Robert Bilott est un avocat spécialisé dans la défense des industries chimiques. Interpellé par un paysan, voisin de sa grand-mère, il va découvrir que la campagne idyllique de son enfance est empoisonnée par une usine du puissant groupe chimique DuPont, premier employeur de la région. Afin de faire éclater la vérité sur la pollution mortelle due aux rejets toxiques de l’usine, il va risquer sa carrière, sa famille, et même sa propre vie...

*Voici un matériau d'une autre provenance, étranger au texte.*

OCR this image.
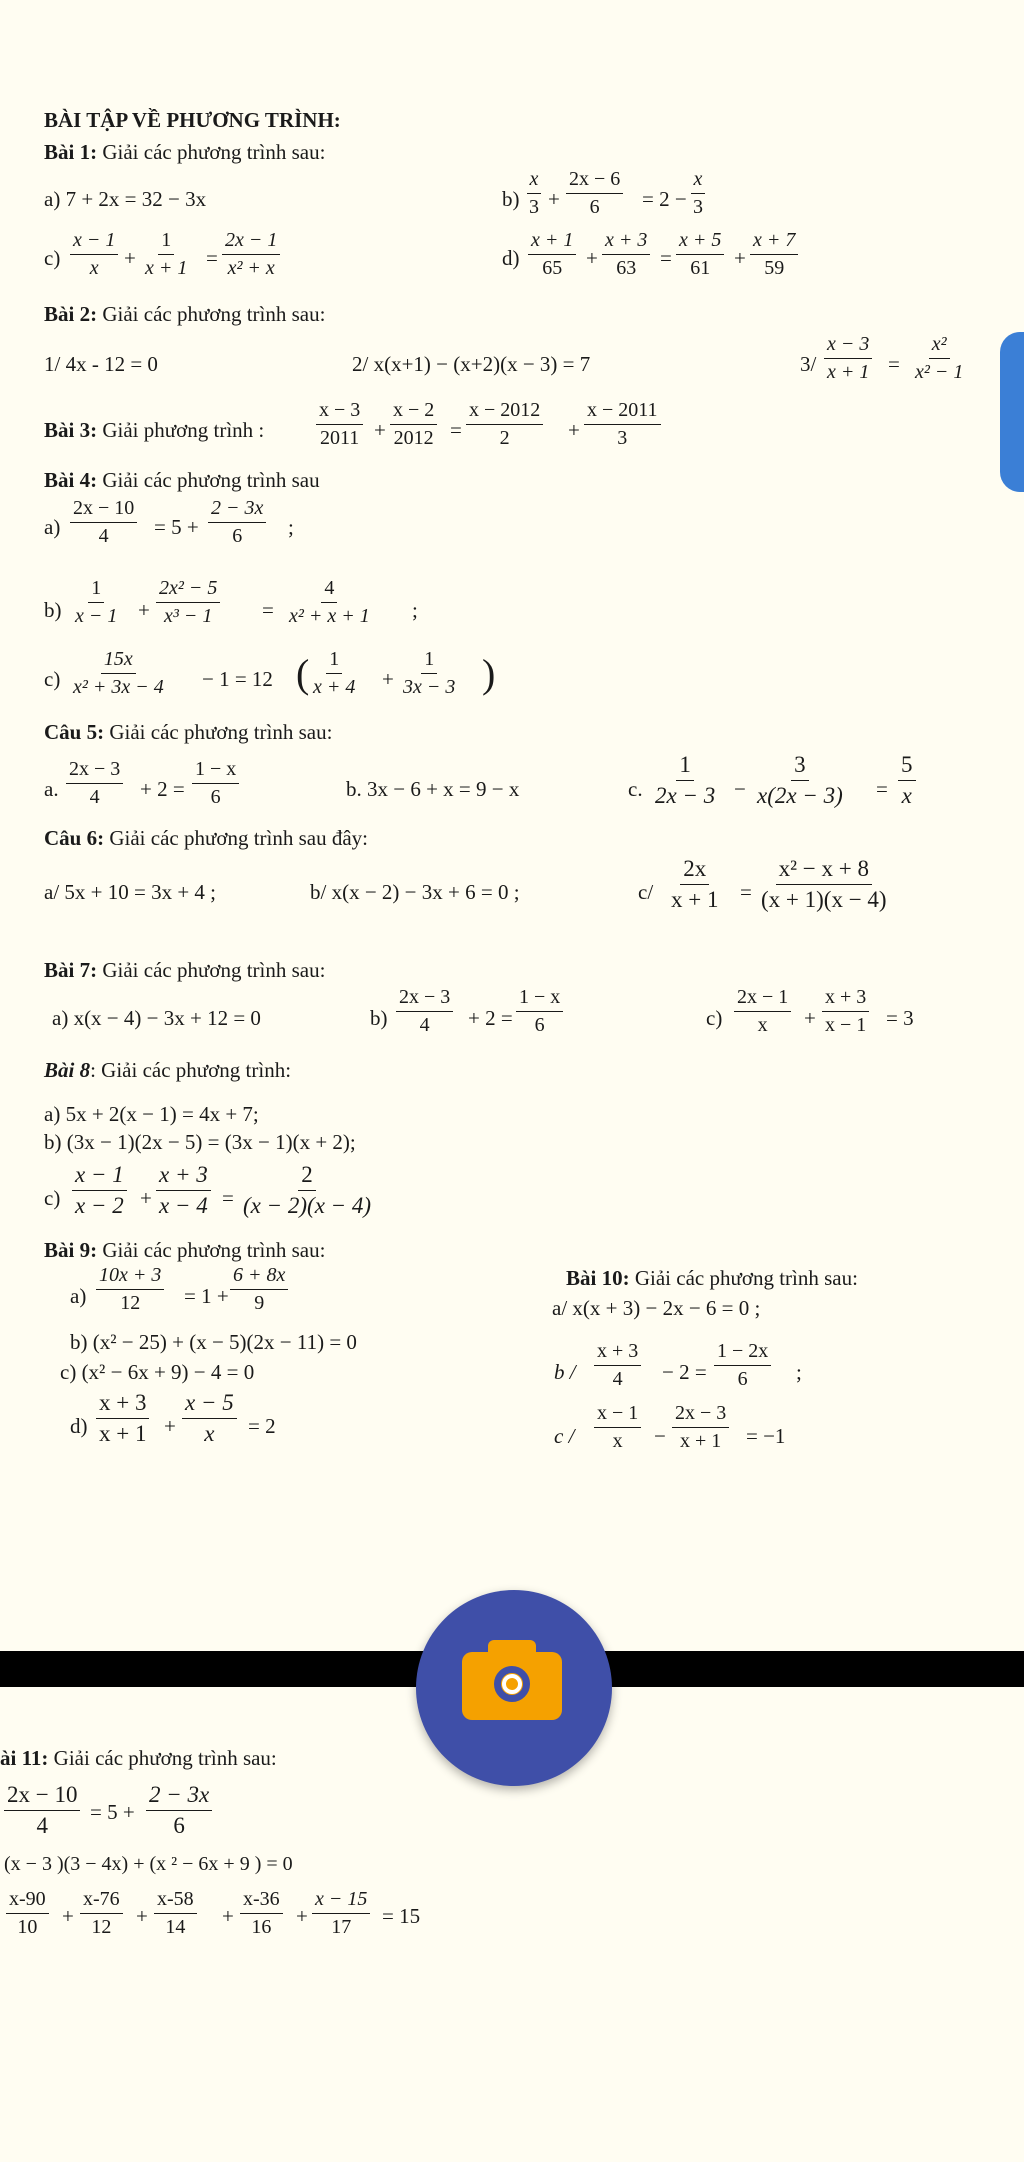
BÀI TẬP VỀ PHƯƠNG TRÌNH:
Bài 1: Giải các phương trình sau:
a) 7 + 2x = 32 − 3x	b)
x
3 +
2x − 6
6 = 2 −
x
3
c)
x − 1
x +
1
x + 1 =
2x − 1
x² + x	d)
x + 1
65 +
x + 3
63 =
x + 5
61 +
x + 7
59
Bài 2: Giải các phương trình sau:
1/ 4x - 12 = 0	2/ x(x+1) − (x+2)(x − 3) = 7	3/
x − 3
x + 1 =
x²
x² − 1
Bài 3: Giải phương trình :
x − 3
2011 +
x − 2
2012 =
x − 2012
2	+
x − 2011
3
Bài 4: Giải các phương trình sau
a)
2x − 10
4 = 5 +
2 − 3x
6 ;
b)
1
x − 1 +
2x² − 5
x³ − 1 =
4
x² + x + 1 ;
c)
15x
x² + 3x − 4 − 1 = 12 ( 1
x + 4 +
1
3x − 3 )
Câu 5: Giải các phương trình sau:
a.
2x − 3
4 + 2 =
1 − x
6	b. 3x − 6 + x = 9 − x	c.
1
2x − 3 −
3
x(2x − 3) =
5
x
Câu 6: Giải các phương trình sau đây:
a/ 5x + 10 = 3x + 4 ;	b/ x(x − 2) − 3x + 6 = 0 ;	c/
2x
x + 1 =
x² − x + 8
(x + 1)(x − 4)
Bài 7: Giải các phương trình sau:
a) x(x − 4) − 3x + 12 = 0	b)
2x − 3
4 + 2 =
1 − x
6	c)
2x − 1
x +
x + 3
x − 1 = 3
Bài 8: Giải các phương trình:
a) 5x + 2(x − 1) = 4x + 7;
b) (3x − 1)(2x − 5) = (3x − 1)(x + 2);
c)
x − 1
x − 2 +
x + 3
x − 4 =
2
(x − 2)(x − 4)
Bài 9: Giải các phương trình sau:
a)
10x + 3
12 = 1 +
6 + 8x
9
b) (x² − 25) + (x − 5)(2x − 11) = 0
c) (x² − 6x + 9) − 4 = 0
d)
x + 3
x + 1 +
x − 5
x = 2
Bài 10: Giải các phương trình sau:
a/ x(x + 3) − 2x − 6 = 0 ;
b /
x + 3
4 − 2 =
1 − 2x
6 ;
c /
x − 1
x −
2x − 3
x + 1 = −1
ài 11: Giải các phương trình sau:
2x − 10
4
= 5 +
2 − 3x
6
(x − 3 )(3 − 4x) + (x ² − 6x + 9 ) = 0
x-90
10 +
x-76
12 +
x-58
14 +
x-36
16 +
x − 15
17 = 15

Loin de nous l’envie de faire de cette critique de « Dark Waters » un panégyrique oiseux mais, dans l’absolu, ce film est une sacrée bombe dont l’onde de choc n’a pas fini de nous ébranler. Critique complète :

I. L’Incroyable Hulk dans la Capitale de l’Europe

Mais… Mais, qui voilà ? The Incredible Hulk, en personne, ici, à Bruxelles ! Ou plutôt Mark Ruffalo, himself, au Parlement européen. Pourquoi ? Pour sensibiliser nos chers politiques issus des quatre coins du Vieux Continent à la lutte contre les produits chimiques. Une cause qui lui tient particulièrement à cœur en tant qu’activiste écologique. Un combat qui se reflète dans son dernier film, « Dark Waters », dans lequel il incarne Robert Bilott, l’avocat qui a mené une longue bataille judiciaire contre le géant américain de la chimie DuPont.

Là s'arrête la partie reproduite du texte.